LegionMammal978•6mo ago
It does have an interpreter for the full language, that's what Miri uses [0]. In fact, Miri doesn't even have its own evaluator, it just adds additional features to the rustc const-evaluation. The big limitations are that it doesn't have much support for syscalls or other calls into non-Rust code, and it emulates all multithreaded code on a single thread.

[0] https://github.com/rust-lang/miri

Philpax•6mo ago
Fair enough!
pjmlp•6mo ago
That is an implementation detail, but yeah so far other areas have been given more priority.
klas_segeljakt•6mo ago
#![forbid(proc_macros)]
CodesInChaos•6mo ago
Is this complaint only about initial checks? Or also checks after a small change?
burnt-resistor•6mo ago
Neat.

I use bacon with cargo-make to toggle between check, nextest+doctest, and a full series of pre-commit checks.

ameliaquining•6mo ago
I'm confused about a couple things:

* What is metadata_decode_entry_impl_trait_header and what does it have to do with proc macros? I suppose if a proc macro emitted code that used impl Trait a bunch then it might need to use this code, but I don't see why that would disproportionately affect compile times.
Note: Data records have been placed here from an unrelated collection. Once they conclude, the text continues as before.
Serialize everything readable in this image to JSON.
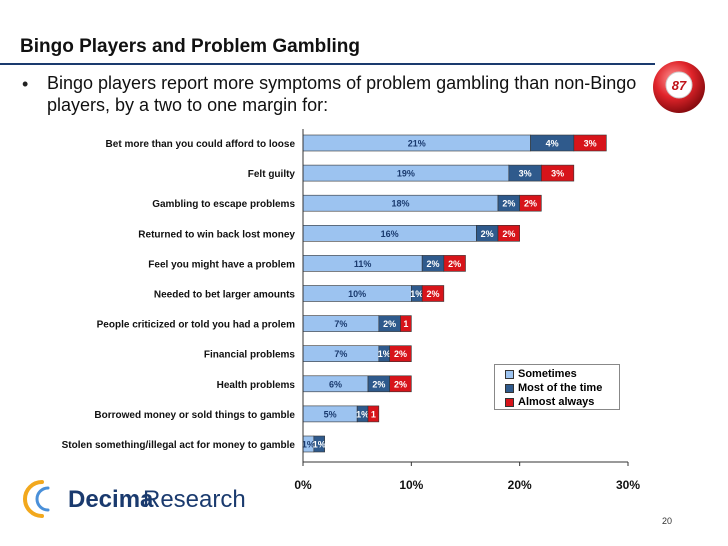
{
  "slide": {
    "title": "Bingo Players and Problem Gambling",
    "bullet": "Bingo players report more symptoms of problem gambling than non-Bingo players, by a two to one margin for:",
    "page_number": "20",
    "logo": {
      "word1": "Decima",
      "word2": "Research"
    },
    "bingo_ball": {
      "number": "87",
      "icon": "bingo-ball-icon"
    }
  },
  "chart_data": {
    "type": "bar",
    "orientation": "horizontal",
    "stacked": true,
    "categories": [
      "Bet more than you could afford to loose",
      "Felt guilty",
      "Gambling to escape problems",
      "Returned to win back lost money",
      "Feel you might have a problem",
      "Needed to bet larger amounts",
      "People criticized or told you had a prolem",
      "Financial problems",
      "Health problems",
      "Borrowed money or sold things to gamble",
      "Stolen something/illegal act for money to gamble"
    ],
    "series": [
      {
        "name": "Sometimes",
        "color": "#9cc3f0",
        "values": [
          21,
          19,
          18,
          16,
          11,
          10,
          7,
          7,
          6,
          5,
          1
        ],
        "labels": [
          "21%",
          "19%",
          "18%",
          "16%",
          "11%",
          "10%",
          "7%",
          "7%",
          "6%",
          "5%",
          "1%"
        ]
      },
      {
        "name": "Most of the time",
        "color": "#2f5a8c",
        "values": [
          4,
          3,
          2,
          2,
          2,
          1,
          2,
          1,
          2,
          1,
          1
        ],
        "labels": [
          "4%",
          "3%",
          "2%",
          "2%",
          "2%",
          "1%",
          "2%",
          "1%",
          "2%",
          "1%",
          "1%"
        ]
      },
      {
        "name": "Almost always",
        "color": "#d7141a",
        "values": [
          3,
          3,
          2,
          2,
          2,
          2,
          1,
          2,
          2,
          1,
          0
        ],
        "labels": [
          "3%",
          "3%",
          "2%",
          "2%",
          "2%",
          "2%",
          "1",
          "2%",
          "2%",
          "1",
          ""
        ]
      }
    ],
    "xlim": [
      0,
      30
    ],
    "x_ticks": [
      "0%",
      "10%",
      "20%",
      "30%"
    ],
    "legend_position": "bottom-right-inside",
    "grid": false
  }
}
* What's the proposal for how to fix this?

eveeifyeve•6mo ago
It's used to compile proc macros. in order to fix this typeck needs to not use them which is a huge rewrite alone.
ameliaquining•6mo ago
In what specific sense is metadata_decode_entry_impl_trait_header "used to compile proc macros" and where did you find this information? And what does the article mean by "and finally it can be fixed"?